Cancerous Lifestyles: Warning Over Rise In The Avoidable Killers

Cancers linked to over-indulgence in food, alcohol and the sun are rising steeply, experts warned yesterday. Incidence of mouth, womb and kidney cancers have climbed in Scotland, according to charity Cancer Research UK.

Malignant melanomas of the skin have also risen alarmingly, with rates up 30% since 1995 north of the border. The charity said the increases were worrying as many of the cases could be avoided. Research suggests around half of all cancers could be prevented by lifestyle changes.

Dr Colin Waine, chairman of the National Obesity Forum, said: “People often think about the dangers of obesity being heart disease and stroke, but it is a significant factor in these other cancers as well.”

Overweight and obese women are said to be twice as likely to develop womb cancer as women of a healthy weight. In the decade from 1995 to 2004, incidence of the disease in the Scottish population rose by 27%.

Kidney cancer, for which smoking and excessive weight are key risk factors, also grew more prevalent during the same period. Rates rose by 8% north of the border. Similarly cases of mouth cancer, which mostly affects regular smokers or drinkers, have risen by 6%.

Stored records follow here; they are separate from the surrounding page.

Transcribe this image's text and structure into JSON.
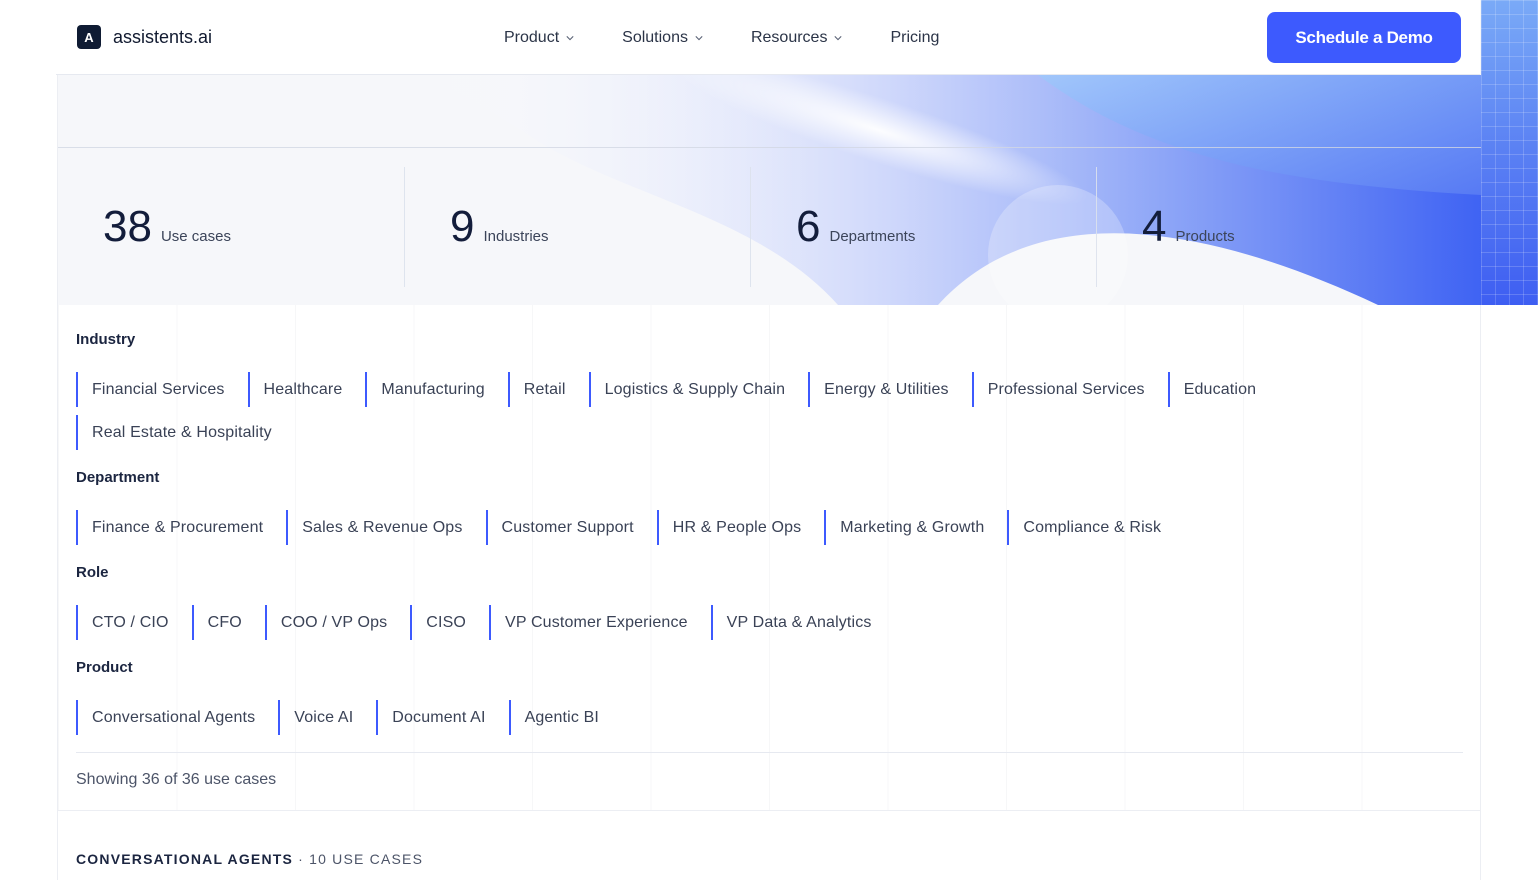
{
  "brand": {
    "logo_letter": "A",
    "name": "assistents.ai"
  },
  "nav": [
    {
      "label": "Product",
      "has_dropdown": true
    },
    {
      "label": "Solutions",
      "has_dropdown": true
    },
    {
      "label": "Resources",
      "has_dropdown": true
    },
    {
      "label": "Pricing",
      "has_dropdown": false
    }
  ],
  "cta": {
    "label": "Schedule a Demo",
    "color": "#3d5afe"
  },
  "stats": [
    {
      "value": "38",
      "label": "Use cases"
    },
    {
      "value": "9",
      "label": "Industries"
    },
    {
      "value": "6",
      "label": "Departments"
    },
    {
      "value": "4",
      "label": "Products"
    }
  ],
  "filters": {
    "industry": {
      "title": "Industry",
      "options": [
        "Financial Services",
        "Healthcare",
        "Manufacturing",
        "Retail",
        "Logistics & Supply Chain",
        "Energy & Utilities",
        "Professional Services",
        "Education",
        "Real Estate & Hospitality"
      ]
    },
    "department": {
      "title": "Department",
      "options": [
        "Finance & Procurement",
        "Sales & Revenue Ops",
        "Customer Support",
        "HR & People Ops",
        "Marketing & Growth",
        "Compliance & Risk"
      ]
    },
    "role": {
      "title": "Role",
      "options": [
        "CTO / CIO",
        "CFO",
        "COO / VP Ops",
        "CISO",
        "VP Customer Experience",
        "VP Data & Analytics"
      ]
    },
    "product": {
      "title": "Product",
      "options": [
        "Conversational Agents",
        "Voice AI",
        "Document AI",
        "Agentic BI"
      ]
    }
  },
  "results": {
    "text": "Showing 36 of 36 use cases"
  },
  "section": {
    "title": "CONVERSATIONAL AGENTS",
    "count": "· 10 USE CASES"
  },
  "colors": {
    "accent": "#3d5afe",
    "ink": "#131d3b"
  }
}
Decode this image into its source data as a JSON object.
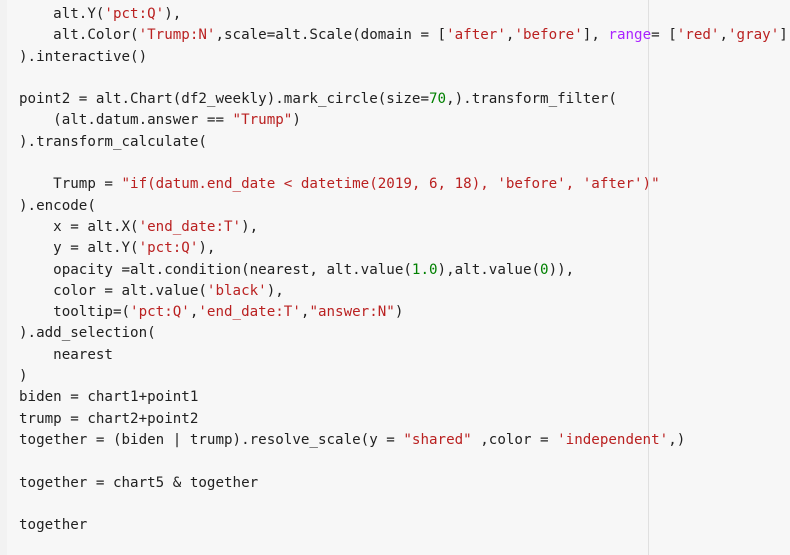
{
  "editor": {
    "language": "python",
    "lines": [
      [
        {
          "t": "    alt.Y("
        },
        {
          "t": "'pct:Q'",
          "c": "str"
        },
        {
          "t": "),"
        }
      ],
      [
        {
          "t": "    alt.Color("
        },
        {
          "t": "'Trump:N'",
          "c": "str"
        },
        {
          "t": ",scale=alt.Scale(domain = ["
        },
        {
          "t": "'after'",
          "c": "str"
        },
        {
          "t": ","
        },
        {
          "t": "'before'",
          "c": "str"
        },
        {
          "t": "], "
        },
        {
          "t": "range",
          "c": "kw"
        },
        {
          "t": "= ["
        },
        {
          "t": "'red'",
          "c": "str"
        },
        {
          "t": ","
        },
        {
          "t": "'gray'",
          "c": "str"
        },
        {
          "t": "]))"
        }
      ],
      [
        {
          "t": ").interactive()"
        }
      ],
      [
        {
          "t": ""
        }
      ],
      [
        {
          "t": "point2 = alt.Chart(df2_weekly).mark_circle(size="
        },
        {
          "t": "70",
          "c": "num"
        },
        {
          "t": ",).transform_filter("
        }
      ],
      [
        {
          "t": "    (alt.datum.answer == "
        },
        {
          "t": "\"Trump\"",
          "c": "str"
        },
        {
          "t": ")"
        }
      ],
      [
        {
          "t": ").transform_calculate("
        }
      ],
      [
        {
          "t": ""
        }
      ],
      [
        {
          "t": "    Trump = "
        },
        {
          "t": "\"if(datum.end_date < datetime(2019, 6, 18), 'before', 'after')\"",
          "c": "str"
        }
      ],
      [
        {
          "t": ").encode("
        }
      ],
      [
        {
          "t": "    x = alt.X("
        },
        {
          "t": "'end_date:T'",
          "c": "str"
        },
        {
          "t": "),"
        }
      ],
      [
        {
          "t": "    y = alt.Y("
        },
        {
          "t": "'pct:Q'",
          "c": "str"
        },
        {
          "t": "),"
        }
      ],
      [
        {
          "t": "    opacity =alt.condition(nearest, alt.value("
        },
        {
          "t": "1.0",
          "c": "num"
        },
        {
          "t": "),alt.value("
        },
        {
          "t": "0",
          "c": "num"
        },
        {
          "t": ")),"
        }
      ],
      [
        {
          "t": "    color = alt.value("
        },
        {
          "t": "'black'",
          "c": "str"
        },
        {
          "t": "),"
        }
      ],
      [
        {
          "t": "    tooltip=("
        },
        {
          "t": "'pct:Q'",
          "c": "str"
        },
        {
          "t": ","
        },
        {
          "t": "'end_date:T'",
          "c": "str"
        },
        {
          "t": ","
        },
        {
          "t": "\"answer:N\"",
          "c": "str"
        },
        {
          "t": ")"
        }
      ],
      [
        {
          "t": ").add_selection("
        }
      ],
      [
        {
          "t": "    nearest"
        }
      ],
      [
        {
          "t": ")"
        }
      ],
      [
        {
          "t": "biden = chart1+point1"
        }
      ],
      [
        {
          "t": "trump = chart2+point2"
        }
      ],
      [
        {
          "t": "together = (biden | trump).resolve_scale(y = "
        },
        {
          "t": "\"shared\"",
          "c": "str"
        },
        {
          "t": " ,color = "
        },
        {
          "t": "'independent'",
          "c": "str"
        },
        {
          "t": ",)"
        }
      ],
      [
        {
          "t": ""
        }
      ],
      [
        {
          "t": "together = chart5 & together"
        }
      ],
      [
        {
          "t": ""
        }
      ],
      [
        {
          "t": "together"
        }
      ]
    ]
  }
}
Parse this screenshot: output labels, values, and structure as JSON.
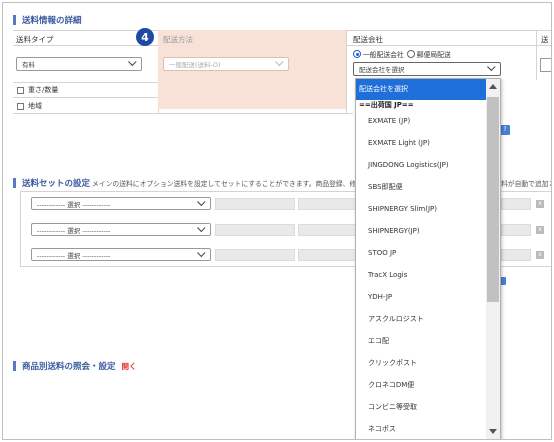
{
  "section1": {
    "title": "送料情報の詳細"
  },
  "columns": {
    "shipping_type": "送料タイプ",
    "delivery_method": "配送方法",
    "carrier": "配送会社",
    "partial": "送"
  },
  "step_badge": "4",
  "shipping_type_select": {
    "value": "有料"
  },
  "delivery_method_select": {
    "value": "一般配送(送料-O)"
  },
  "carrier_radio": {
    "option1": "一般配送会社",
    "option2": "郵便局配送"
  },
  "carrier_select": {
    "value": "配送会社を選択"
  },
  "checkboxes": {
    "weight": "重さ/数量",
    "region": "地域"
  },
  "section2": {
    "title": "送料セットの設定",
    "desc": "メインの送料にオプション送料を設定してセットにすることができます。商品登録、修正ペー",
    "desc_tail": "料が自動で追加さ"
  },
  "set_rows": [
    {
      "value": "------------ 選択 ------------"
    },
    {
      "value": "------------ 選択 ------------"
    },
    {
      "value": "------------ 選択 ------------"
    }
  ],
  "section3": {
    "title": "商品別送料の照会・設定",
    "link": "開く"
  },
  "dropdown": {
    "selected": "配送会社を選択",
    "group": "==出荷国 JP==",
    "options": [
      "EXMATE (JP)",
      "EXMATE Light (JP)",
      "JINGDONG Logistics(JP)",
      "SBS即配便",
      "SHIPNERGY Slim(JP)",
      "SHIPNERGY(JP)",
      "STOO JP",
      "TracX Logis",
      "YDH-JP",
      "アスクルロジスト",
      "エコ配",
      "クリックポスト",
      "クロネコDM便",
      "コンビニ等受取",
      "ネコポス"
    ]
  },
  "colors": {
    "accent": "#1e6fd9",
    "highlight": "#f8e1d6",
    "title": "#3a5a9e",
    "link": "#e03a3a"
  }
}
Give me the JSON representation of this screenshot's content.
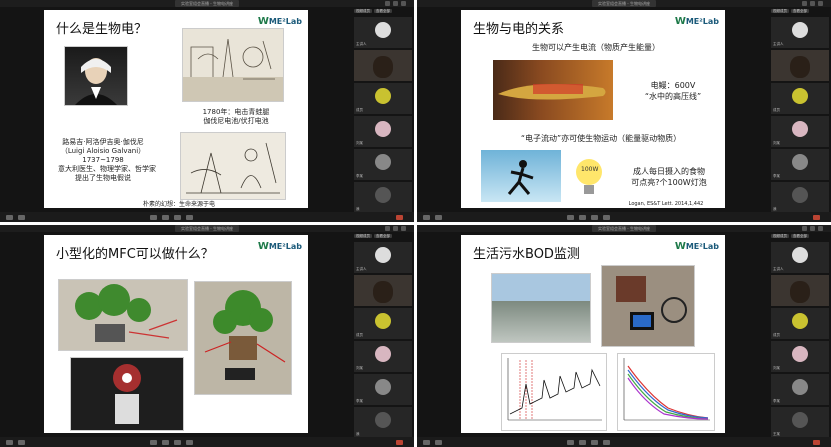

Higher increases in incidence of kidney and mouth cancers have been recorded in the UK as a whole than in Scotland. Statisticians, however, point out the illnesses were already more prevalent in the Scottish population.

Dr Waine said: “I do not think everyone realises the association between obesity and cancer. I think it needs to be known so that people can make rational choices and often the dangers of cancer are quite a motivator.”

Sara Hiom, Cancer Research UK’s director of health information, said that too much sun exposure accounts for the “vast majority” of malignant mela-noma cases. It reported 867 cases in Scotland in 2004 compared to 642 in 1995.